Lesen! Unsere Buchempfehlungen im September

Neue Bücher von Yuko Kuhn, Marco Wanda, Rachel Kushner, Rick Zabel und Paul Ruban

Yuko Kuhn – Onigiri (Hanser Berlin)

Wie verknüpft man die losen Fäden der eigenen Herkunft? Wie lebt es sich zwischen zwei Kulturen? Und wie findet man das Glück, wenn die eigene Familie zu verkorkst ist und als Vorbild nicht viel hergibt? »Onigiri«, das Debüt der Münchner Autorin Yuko Kuhn, setzt in feinen Miniaturen aus Erinnerungsfetzen, inneren Monologen, alten Briefen und Alltagsepisoden die ganz besondere Geschichte einer deutsch-japanischen Familie zusammen. Aki begleitet ihre demenzkranke Mutter Keiko nach dem Tod der geliebten Großmutter noch einmal zu ihrer Familie nach Japan. Die Reise eröffnet ihr einen neuen Blick auf die verschlossene Mutter, deren Distanziertheit Aki seit ihrer Kindheit zu überbrücken versucht. Auch die Beziehung zum deutschen Vater, der die Familie früh verließ, bleibt schwierig: Zu ihm und seiner privilegierten Familie findet Aki kaum Zugang, macht sie sie doch mitverantwortlich für die Traurigkeit der Mutter, die trotz allem in Deutschland blieb. Zwischen diesen Polen sucht Aki ihren Platz. Onigiri, die titelgebenden japanischen Reisdreiecke, symbolisieren ihre Suche nach Liebe und Geborgenheit. Die gemeinsame Reise nach Japan, die als riskante Unternehmung beginnt, wird zu einer vorsichtigen Annäherung zwischen Mutter und Tochter. »Ich frage mich, ob sich aus all den Puzzleteilen, die sie entdeckt, zumindest für einen Moment eine Erinnerung zusammensetzt…« – dieser Satz beschreibt nicht nur Keikos Demenz, sondern auch die Fragilität von Erinnerung und Erzählen. Das große Kunststück der Autorin ist es, dass all die Episoden einer versehrten Familie nie schwer werden, ihr Blick immer liebevoll und voll zartem Humor ist. Yuko Kuhn ist mit ihrer unaufgeregten, präzisen und doch poetischen Sprache ein kleines Meisterwerk gelungen. (Yuko Kuhn stellt ihr Debüt im Gespräch Doris Dörrie am 16.9. im Literaturhaus vor.)

Alke Müller-Wendlandt

Marco Wanda – Dass es uns überhaupt gegeben hat (Zsolnay)

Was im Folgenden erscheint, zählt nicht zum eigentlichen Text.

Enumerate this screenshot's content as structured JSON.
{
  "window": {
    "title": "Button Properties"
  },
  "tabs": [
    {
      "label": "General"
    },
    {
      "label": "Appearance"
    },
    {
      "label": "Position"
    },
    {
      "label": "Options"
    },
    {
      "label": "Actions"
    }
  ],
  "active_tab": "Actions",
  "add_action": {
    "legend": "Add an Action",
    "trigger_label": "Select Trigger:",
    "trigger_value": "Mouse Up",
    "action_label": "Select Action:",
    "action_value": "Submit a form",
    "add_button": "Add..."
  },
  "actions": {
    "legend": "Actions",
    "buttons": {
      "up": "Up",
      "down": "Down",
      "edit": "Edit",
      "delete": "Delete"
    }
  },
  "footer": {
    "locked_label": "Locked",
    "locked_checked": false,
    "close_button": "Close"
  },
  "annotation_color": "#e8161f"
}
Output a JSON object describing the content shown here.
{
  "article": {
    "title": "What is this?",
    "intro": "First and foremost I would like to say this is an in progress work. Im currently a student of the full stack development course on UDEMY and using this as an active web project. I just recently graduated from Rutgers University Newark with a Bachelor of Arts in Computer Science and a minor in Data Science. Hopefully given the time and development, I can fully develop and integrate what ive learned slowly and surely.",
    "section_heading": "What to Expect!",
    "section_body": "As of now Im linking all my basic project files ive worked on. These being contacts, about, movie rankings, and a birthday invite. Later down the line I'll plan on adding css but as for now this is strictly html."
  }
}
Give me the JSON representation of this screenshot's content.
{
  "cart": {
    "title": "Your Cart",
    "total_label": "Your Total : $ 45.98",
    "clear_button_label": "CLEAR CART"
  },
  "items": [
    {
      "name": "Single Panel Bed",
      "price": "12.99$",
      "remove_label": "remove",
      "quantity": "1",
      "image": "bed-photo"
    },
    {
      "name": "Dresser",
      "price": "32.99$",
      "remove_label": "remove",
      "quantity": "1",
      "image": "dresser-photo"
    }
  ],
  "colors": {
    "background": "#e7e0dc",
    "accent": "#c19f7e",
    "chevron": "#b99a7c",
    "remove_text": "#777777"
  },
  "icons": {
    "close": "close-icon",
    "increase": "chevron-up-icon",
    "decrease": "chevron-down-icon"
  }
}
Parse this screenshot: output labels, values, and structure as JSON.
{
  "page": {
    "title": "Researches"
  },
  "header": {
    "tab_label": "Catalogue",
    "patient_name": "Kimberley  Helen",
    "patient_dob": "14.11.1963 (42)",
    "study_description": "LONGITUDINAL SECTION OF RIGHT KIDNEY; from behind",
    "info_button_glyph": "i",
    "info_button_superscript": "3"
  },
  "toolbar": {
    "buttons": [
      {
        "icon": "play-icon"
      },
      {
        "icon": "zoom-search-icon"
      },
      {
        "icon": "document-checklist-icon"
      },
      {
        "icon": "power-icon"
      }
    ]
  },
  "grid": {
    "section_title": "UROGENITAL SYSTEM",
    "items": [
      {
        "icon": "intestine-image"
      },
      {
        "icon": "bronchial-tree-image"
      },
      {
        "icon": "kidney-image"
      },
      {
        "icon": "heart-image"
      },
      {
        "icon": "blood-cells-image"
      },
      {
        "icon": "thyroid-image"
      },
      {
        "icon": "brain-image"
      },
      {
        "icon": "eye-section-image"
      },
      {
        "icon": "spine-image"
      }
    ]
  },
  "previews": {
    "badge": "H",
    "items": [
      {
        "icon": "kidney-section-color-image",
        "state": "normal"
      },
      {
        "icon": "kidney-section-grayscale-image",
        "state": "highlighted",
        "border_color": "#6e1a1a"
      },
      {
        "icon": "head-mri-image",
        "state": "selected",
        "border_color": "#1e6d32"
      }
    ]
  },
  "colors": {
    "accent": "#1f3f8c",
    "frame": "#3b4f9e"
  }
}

Ein Rock’n’Roll-Märchen, das sich Seite für Seite in einen Albtraum verwandelt und doch am Schluss mit sich selbst ins Reine kommt – so könnte man diese Lebensbeichte des österreichischen Beisl-Dandys Marco Wanda in einem Satz beschreiben. Der als Michael Marco Fitzthum 1987 in Wien geborene Sänger seiner nach der Zuhälterin Wanda Kuchwalek benannten Band hält hier eine grausam ehrliche Nabelschau, die den John-Lennon-Fan auf den exzessiven, alkohol- und drogengespickten Spuren von Jim Morrison oder Amy Winehouse wandeln lässt. Er erinnert an die Anfangstage der Band und seine ersten Versuche als Songwriter; schildert eindrucksvoll in der rauschhaften Tradition der Beatliteratur seine Erlebnisse in Kairo während des Arabischen Frühlings, später in Paris und in New York. „In einer gewissen Tradition stehend hat das Poetische in österreichischen Songtexten einen größeren Stellenwert als in Deutschland“, so Wanda. Er rückt damit zwar hauptsächlich von ihm verehrte Kollegen wie Nino Mandl aka Der Nino aus Wien und David Öllerer aka Voodoo Jürgens ins verdiente Licht, überhaupt erfährt der Leser so einiges über die „Neue Österreichische Welle“, stellt aber natürlich die eigene Strahlkraft – trotz aller schnapsgetränkten Selbstzweifel – auch nicht unter den Scheffel der Wiener Subkultur-Boheme. Auch das leicht Narzisstische ist schonungslos ehrlich an dieser Lebensabschnitts-Autobiografie – himmelhochjauchzend und zu Tode betrübt erzählt Wanda von Erfolg, Rausch und Sucht; säuft, raucht und doped sich fast zu Tode, um am Schluss zu erfahren, dass der Verlust seines Freundes und Keyboarders Christian Hummer vor zwei Jahren auch fast für das Ende des kometenhaften Aufstiegs dieser außergewöhnlichen Bande von Freunden aus Wien gesorgt hätte. Aber noch einmal gut gegangen – der letzte Satz vor einem Heimspiel vor 100.000 Leuten auf dem Donauinselfest lautet: „Es hat noch gar nicht angefangen, da wollte ich bereits, dass es nicht mehr aufhört.“ Absolut lesenswert, nicht nur für Musikmenschen.

Rainer Germann

Rachel Kushner – See der Schöpfung (Rowohlt)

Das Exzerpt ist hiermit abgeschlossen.